Umfrage von Symantec zu Data-Loss-Prevention

Doch es scheint bei den Unternehmen noch nicht angekommen zu sein. Erst 40 Prozent der Interviewten in Deutschland haben strenge Policies für den Umgang mit mobilen Endgeräten definiert. Dies schließt Speichergeräte wie USB-Sticks mit ein. Bei etwas mehr als 30 Prozent gibt es immerhin eine allgemeine Richtlinie. Diese geht auf Speichergeräte im Speziellen nicht ein. Bedenklich ist allerdings, dass bei fast 30 Prozent der Befragten keine Einschränkungen beim Einsatz von mobilen Storage-Devices gibt. Hier ist daher die Gefahr besonders groß, dass auf diesen Geräten Unternehmensdaten befinden. Entsprechend gefährlich ist dann auch ein Verlust oder Diebstahl.

Data-Loss-Prevention (DLP) zielt genau auf dieses Problem ab. Es will verhindern, dass kritische Informationen das Unternehmen verlassen. Dazu gehört auch die Speicherung von Daten auf mobilen Geräten zu unterbinden. Eine solche DLP-Strategie haben bisher 45 Prozent der Umfrageteilnehmer implementiert. Sie verwenden dafür meist Network-Access-Control und Mobile-Device-Management, also keine speziellen DLP-Lösungen mit Filtermethoden.

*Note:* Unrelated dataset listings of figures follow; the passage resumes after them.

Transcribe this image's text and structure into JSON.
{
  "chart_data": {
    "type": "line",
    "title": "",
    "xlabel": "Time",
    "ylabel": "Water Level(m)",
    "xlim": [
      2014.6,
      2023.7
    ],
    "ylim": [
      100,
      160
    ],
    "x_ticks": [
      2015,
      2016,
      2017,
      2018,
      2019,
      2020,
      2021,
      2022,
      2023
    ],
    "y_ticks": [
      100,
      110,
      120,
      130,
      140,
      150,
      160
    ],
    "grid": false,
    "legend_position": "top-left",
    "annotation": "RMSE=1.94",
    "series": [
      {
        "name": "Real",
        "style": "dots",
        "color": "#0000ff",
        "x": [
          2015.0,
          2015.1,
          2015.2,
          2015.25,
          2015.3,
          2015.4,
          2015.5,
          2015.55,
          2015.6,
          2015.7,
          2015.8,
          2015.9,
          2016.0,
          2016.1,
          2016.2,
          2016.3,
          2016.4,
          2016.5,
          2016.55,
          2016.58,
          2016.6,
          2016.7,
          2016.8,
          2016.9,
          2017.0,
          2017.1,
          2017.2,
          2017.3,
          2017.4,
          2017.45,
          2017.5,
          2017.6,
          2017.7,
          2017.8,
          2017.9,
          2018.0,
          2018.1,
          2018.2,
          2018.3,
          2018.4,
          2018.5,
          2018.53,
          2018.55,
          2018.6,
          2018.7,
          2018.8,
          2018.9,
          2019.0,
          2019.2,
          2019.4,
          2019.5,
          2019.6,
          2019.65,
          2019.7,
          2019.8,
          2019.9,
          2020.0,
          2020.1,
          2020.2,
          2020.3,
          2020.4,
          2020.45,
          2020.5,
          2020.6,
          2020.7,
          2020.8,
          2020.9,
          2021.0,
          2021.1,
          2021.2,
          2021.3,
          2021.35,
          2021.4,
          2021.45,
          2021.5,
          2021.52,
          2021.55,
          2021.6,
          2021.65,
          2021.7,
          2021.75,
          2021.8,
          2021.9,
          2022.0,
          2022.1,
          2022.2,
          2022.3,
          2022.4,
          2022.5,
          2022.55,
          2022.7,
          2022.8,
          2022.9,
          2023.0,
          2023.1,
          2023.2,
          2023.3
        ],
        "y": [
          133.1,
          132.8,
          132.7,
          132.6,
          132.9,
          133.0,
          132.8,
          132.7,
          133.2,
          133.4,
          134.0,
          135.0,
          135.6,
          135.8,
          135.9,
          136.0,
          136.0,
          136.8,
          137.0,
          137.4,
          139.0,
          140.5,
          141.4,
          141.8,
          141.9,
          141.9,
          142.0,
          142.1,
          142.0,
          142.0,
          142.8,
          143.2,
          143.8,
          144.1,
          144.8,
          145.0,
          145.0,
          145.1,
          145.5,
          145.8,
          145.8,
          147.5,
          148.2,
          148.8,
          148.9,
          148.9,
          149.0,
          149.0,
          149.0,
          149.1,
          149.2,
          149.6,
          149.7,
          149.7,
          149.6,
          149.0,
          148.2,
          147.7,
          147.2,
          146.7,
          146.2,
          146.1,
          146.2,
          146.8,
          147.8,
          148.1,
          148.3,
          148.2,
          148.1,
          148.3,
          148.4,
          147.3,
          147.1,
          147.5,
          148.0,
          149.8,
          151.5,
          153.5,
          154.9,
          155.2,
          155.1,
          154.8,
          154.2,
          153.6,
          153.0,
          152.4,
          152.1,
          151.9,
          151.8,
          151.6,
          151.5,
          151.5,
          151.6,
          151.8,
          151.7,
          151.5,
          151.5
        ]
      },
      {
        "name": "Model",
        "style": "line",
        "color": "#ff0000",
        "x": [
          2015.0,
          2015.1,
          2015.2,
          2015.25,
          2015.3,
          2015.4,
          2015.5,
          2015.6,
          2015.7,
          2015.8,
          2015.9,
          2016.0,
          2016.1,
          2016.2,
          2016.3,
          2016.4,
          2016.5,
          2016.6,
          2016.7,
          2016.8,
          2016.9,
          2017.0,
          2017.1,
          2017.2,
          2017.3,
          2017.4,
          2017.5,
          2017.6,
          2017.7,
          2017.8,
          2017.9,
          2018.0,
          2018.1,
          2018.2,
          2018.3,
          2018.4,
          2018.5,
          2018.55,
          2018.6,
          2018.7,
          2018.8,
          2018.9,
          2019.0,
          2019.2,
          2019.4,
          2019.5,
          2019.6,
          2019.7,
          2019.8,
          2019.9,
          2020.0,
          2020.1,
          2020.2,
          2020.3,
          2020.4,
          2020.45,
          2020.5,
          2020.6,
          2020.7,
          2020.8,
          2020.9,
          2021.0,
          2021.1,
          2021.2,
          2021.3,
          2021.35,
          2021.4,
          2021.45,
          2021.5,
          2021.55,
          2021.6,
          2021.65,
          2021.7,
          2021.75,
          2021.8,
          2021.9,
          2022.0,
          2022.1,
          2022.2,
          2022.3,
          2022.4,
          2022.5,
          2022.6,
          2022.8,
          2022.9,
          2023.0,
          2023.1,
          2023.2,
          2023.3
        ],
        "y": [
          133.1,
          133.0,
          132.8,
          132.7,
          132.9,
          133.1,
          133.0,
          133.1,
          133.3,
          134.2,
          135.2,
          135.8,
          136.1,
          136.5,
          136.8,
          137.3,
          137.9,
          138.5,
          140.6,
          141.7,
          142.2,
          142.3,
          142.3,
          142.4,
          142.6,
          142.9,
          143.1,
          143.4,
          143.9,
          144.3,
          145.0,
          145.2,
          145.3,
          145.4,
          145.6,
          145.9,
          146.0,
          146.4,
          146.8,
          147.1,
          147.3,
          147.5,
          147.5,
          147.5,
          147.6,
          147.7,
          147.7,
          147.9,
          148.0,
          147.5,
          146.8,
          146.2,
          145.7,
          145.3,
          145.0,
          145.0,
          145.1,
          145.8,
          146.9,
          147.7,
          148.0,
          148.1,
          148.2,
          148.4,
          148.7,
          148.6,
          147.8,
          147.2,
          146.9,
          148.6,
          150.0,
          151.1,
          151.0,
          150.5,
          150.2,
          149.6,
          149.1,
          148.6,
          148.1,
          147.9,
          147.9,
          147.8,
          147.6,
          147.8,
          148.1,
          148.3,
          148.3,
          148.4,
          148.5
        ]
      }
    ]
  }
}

Im europäischen Vergleich befindet sich Deutschland bei der mobilen Nutzung vorne. Hier setzen im Durchschnitt nur knapp 70 Prozent der Unternehmen Firmen-Notebooks und nur 37 Prozent Firmen-Smartphones und -PDAs ein.

Problem Spionage

Der Diebstahl von Daten aus Unternehmen ist zu einem Problem geworden. Nicht umsonst gehört die Abwehr von Industriespionage zu den Aufgaben des Verfassungsschutzes, der Unternehmen auch in diesen Fragen berät. Die Motive für solche Straftaten können sehr unterschiedlich sein. Sie fangen bei persönlicher Bereicherung an und gehen hin bis zu systematischer Industriespionage. Letzteres ist nichts anderes als eine verdeckte Wirtschaftförderung eigener Unternehmen in Drittstaaten.

Ungesicherte USB-Sticks sind eine allzu oft unterschätze Quelle für Datendiebe.

Rund 28 Prozent der Interviewten befürchten Schäden durch Industriespionage. Bei 15 Prozenten gab es bereits ein oder mehrere Angriffe durch Spione. Dass dieses Thema nicht unterschätzt werden sollte, zeigt auch folgende Zahl: 10 Prozent der Interviewten haben dadurch negative Auswirkungen im Wettbewerb erlebt.

Dennoch fehlt es auch hier bei den Unternehmen an entsprechenden Schutzmassnahmen. Weniger als ein Drittel der Unternehmen mit einer Strategie zur Spionageabwehr kombinieren physikalische und IT-Maßnahmen. Außerdem haben 61 Prozent keine beziehungsweise keine spezielle Strategie diese Gefahr.